# The Chat Room is running on all cylinders! Come on in!



## Mystery snail (Mar 26, 2010)

Hello all, long time no see. For you newer members who I have not had the pleasure of chatting with, hello. 
The Chat Room used to be probably , (like 98 % sure) the coolest, most relaxing, funny spot to be at on the internet for a fish geek. This was especially true at night, when people are winding down from a hard days of work or school. The people that are usually in there are nice, knowledgable, funny, and just as much of a fish geek as you. I have not been to this forum in like a year, and decided to see if they chat room was working, and low and behold, it is back, and ready for action. Right now I'm in there with 2 others. There used to be like 8-12 people in there on any given night, and usually the same people, who become part of your nightly routine, abd become friends with.....Enough allready, I have said a lot, you have nothing to lose, come in the chat, we talk about everytihng, fish, and everything not fish.... 
Look forward to seeing the room filled again and have some fish geek fun... Hopefully see u soon..
Mystery snail


----------



## Guest (Aug 19, 2015)

TOS got the chat room up and running. I have went in there, but no one else has been in there, except WildForFish and lohachata, Elliot225, bullseyejoey, I can't think of anyone else.

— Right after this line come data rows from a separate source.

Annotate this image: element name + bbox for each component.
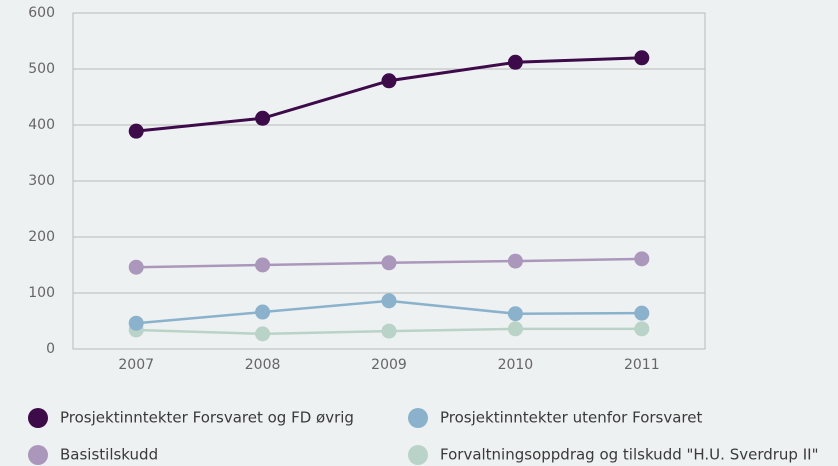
point	[507, 321, 523, 337]
point	[255, 326, 271, 342]
legend-marker	[28, 445, 48, 465]
point	[634, 305, 650, 321]
legend-marker	[28, 408, 48, 428]
x-tick-label: 2008	[245, 357, 281, 373]
point	[381, 293, 397, 309]
point	[507, 253, 523, 269]
legend-marker	[408, 445, 428, 465]
point	[128, 315, 144, 331]
y-tick-label: 500	[28, 61, 55, 77]
point	[128, 259, 144, 275]
y-tick-label: 600	[28, 5, 55, 21]
x-tick-label: 2011	[624, 357, 660, 373]
y-tick-label: 0	[46, 341, 55, 357]
point	[381, 323, 397, 339]
y-tick-label: 300	[28, 173, 55, 189]
y-tick-label: 100	[28, 285, 55, 301]
legend-marker	[408, 408, 428, 428]
point	[255, 257, 271, 273]
legend-label: Prosjektinntekter utenfor Forsvaret	[440, 409, 703, 427]
y-tick-label: 400	[28, 117, 55, 133]
point	[507, 306, 523, 322]
x-tick-label: 2009	[371, 357, 407, 373]
x-tick-label: 2007	[118, 357, 154, 373]
point	[381, 255, 397, 271]
point	[507, 54, 523, 70]
legend-label: Basistilskudd	[60, 446, 158, 464]
legend-label: Forvaltningsoppdrag og tilskudd "H.U. Sv…	[440, 446, 818, 464]
point	[634, 251, 650, 267]
y-tick-label: 200	[28, 229, 55, 245]
point	[381, 73, 397, 89]
point	[128, 123, 144, 139]
x-tick-label: 2010	[498, 357, 534, 373]
point	[634, 50, 650, 66]
legend-label: Prosjektinntekter Forsvaret og FD øvrig	[60, 409, 354, 427]
point	[255, 304, 271, 320]
point	[255, 110, 271, 126]
point	[634, 321, 650, 337]
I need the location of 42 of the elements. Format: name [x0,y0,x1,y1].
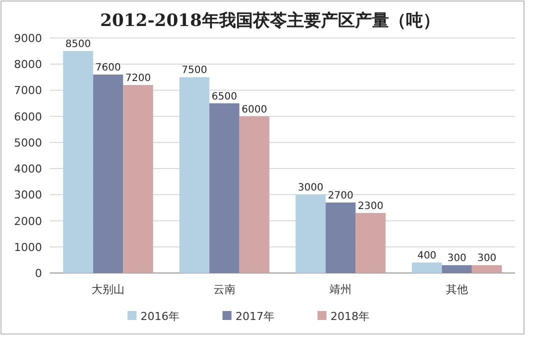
data-label: 400 [417,250,436,262]
bar [326,202,356,273]
y-tick-label: 2000 [14,214,42,228]
legend-label: 2016年 [140,310,180,323]
data-label: 7500 [182,65,208,76]
data-label: 7600 [95,62,121,74]
data-label: 7200 [125,73,151,84]
data-label: 3000 [298,182,324,194]
data-label: 6500 [212,91,238,102]
bar [296,194,326,273]
bar [239,116,270,273]
x-tick-label: 其他 [446,283,468,296]
y-tick-label: 4000 [14,162,42,176]
y-tick-label: 5000 [14,136,42,150]
y-tick-label: 3000 [14,188,42,202]
y-tick-label: 9000 [14,32,42,45]
x-tick-label: 云南 [213,283,236,296]
y-tick-label: 1000 [14,240,42,254]
data-label: 300 [447,253,466,264]
bar [442,265,472,273]
bar [63,51,94,273]
bar [123,85,154,273]
x-tick-label: 大别山 [92,283,125,296]
chart-title: 2012-2018年我国茯苓主要产区产量（吨） [100,11,440,31]
bar [412,262,442,273]
y-tick-label: 6000 [14,110,42,124]
legend-label: 2017年 [236,310,274,323]
y-tick-label: 7000 [14,84,42,98]
data-label: 6000 [242,104,268,116]
data-label: 300 [477,253,496,264]
data-label: 2300 [358,200,384,212]
data-label: 8500 [65,39,91,50]
bar [472,265,502,273]
bar [356,212,386,273]
bar [179,77,210,273]
y-tick-label: 0 [35,267,42,280]
x-tick-label: 靖州 [330,283,352,296]
data-label: 2700 [328,190,354,202]
y-tick-label: 8000 [14,58,42,72]
bar [93,74,124,273]
legend-label: 2018年 [330,310,370,323]
bar [209,103,240,273]
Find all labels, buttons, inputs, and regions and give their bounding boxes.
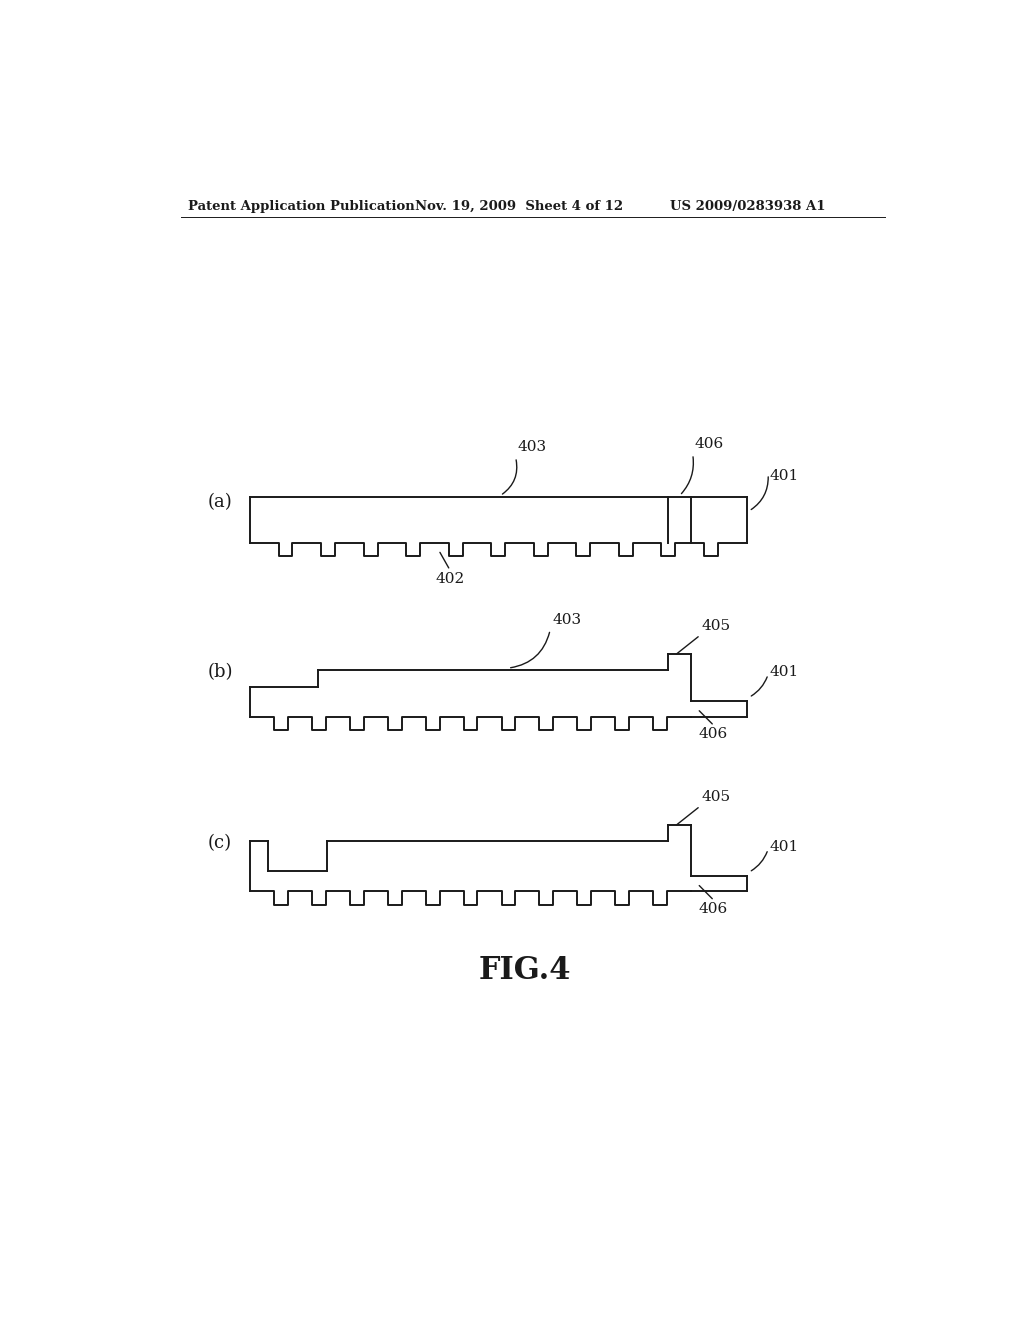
Text: 405: 405 — [701, 619, 731, 632]
Text: US 2009/0283938 A1: US 2009/0283938 A1 — [670, 199, 825, 213]
Text: 406: 406 — [698, 727, 728, 742]
Text: 403: 403 — [553, 612, 582, 627]
Text: 401: 401 — [770, 665, 799, 678]
Text: 402: 402 — [435, 572, 465, 586]
Text: Nov. 19, 2009  Sheet 4 of 12: Nov. 19, 2009 Sheet 4 of 12 — [416, 199, 624, 213]
Text: (b): (b) — [208, 664, 233, 681]
Text: FIG.4: FIG.4 — [478, 956, 571, 986]
Text: Patent Application Publication: Patent Application Publication — [188, 199, 415, 213]
Text: 401: 401 — [770, 840, 799, 854]
Text: 405: 405 — [701, 789, 731, 804]
Text: 403: 403 — [517, 440, 546, 454]
Text: 406: 406 — [698, 903, 728, 916]
Text: 406: 406 — [694, 437, 723, 451]
Text: 401: 401 — [770, 469, 799, 483]
Text: (a): (a) — [208, 492, 232, 511]
Text: (c): (c) — [208, 834, 231, 853]
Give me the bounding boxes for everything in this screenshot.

I am not new, just had my username changed. Been here for about 4 years. Good to see you back.


----------



## Mystery snail (Mar 26, 2010)

we got 3 new names including me allready in there now! It's jumpin! 4 people... rome was not built in a day, but hey, we can get it going again


----------



## Guest (Aug 19, 2015)

I am having trouble getting in using the internet on my mobile phone.


----------



## WildForFish (Aug 5, 2008)

I must say, It was nice to be in chat tonight, getting reacquainted with long time members as well as meeting new members.


----------



## TheOldSalt (Jan 28, 2005)

I didn't have anything to do with it. Things just work out sometimes.


----------



## lohachata (Jan 27, 2006)

Josh ; it is great to see you back again...i trust you are doing well..i will stop into chat to catch up soon..


----------



## Mystery snail (Mar 26, 2010)

Hey John... good to hear from you. Things r good. Look forward to catching up.


----------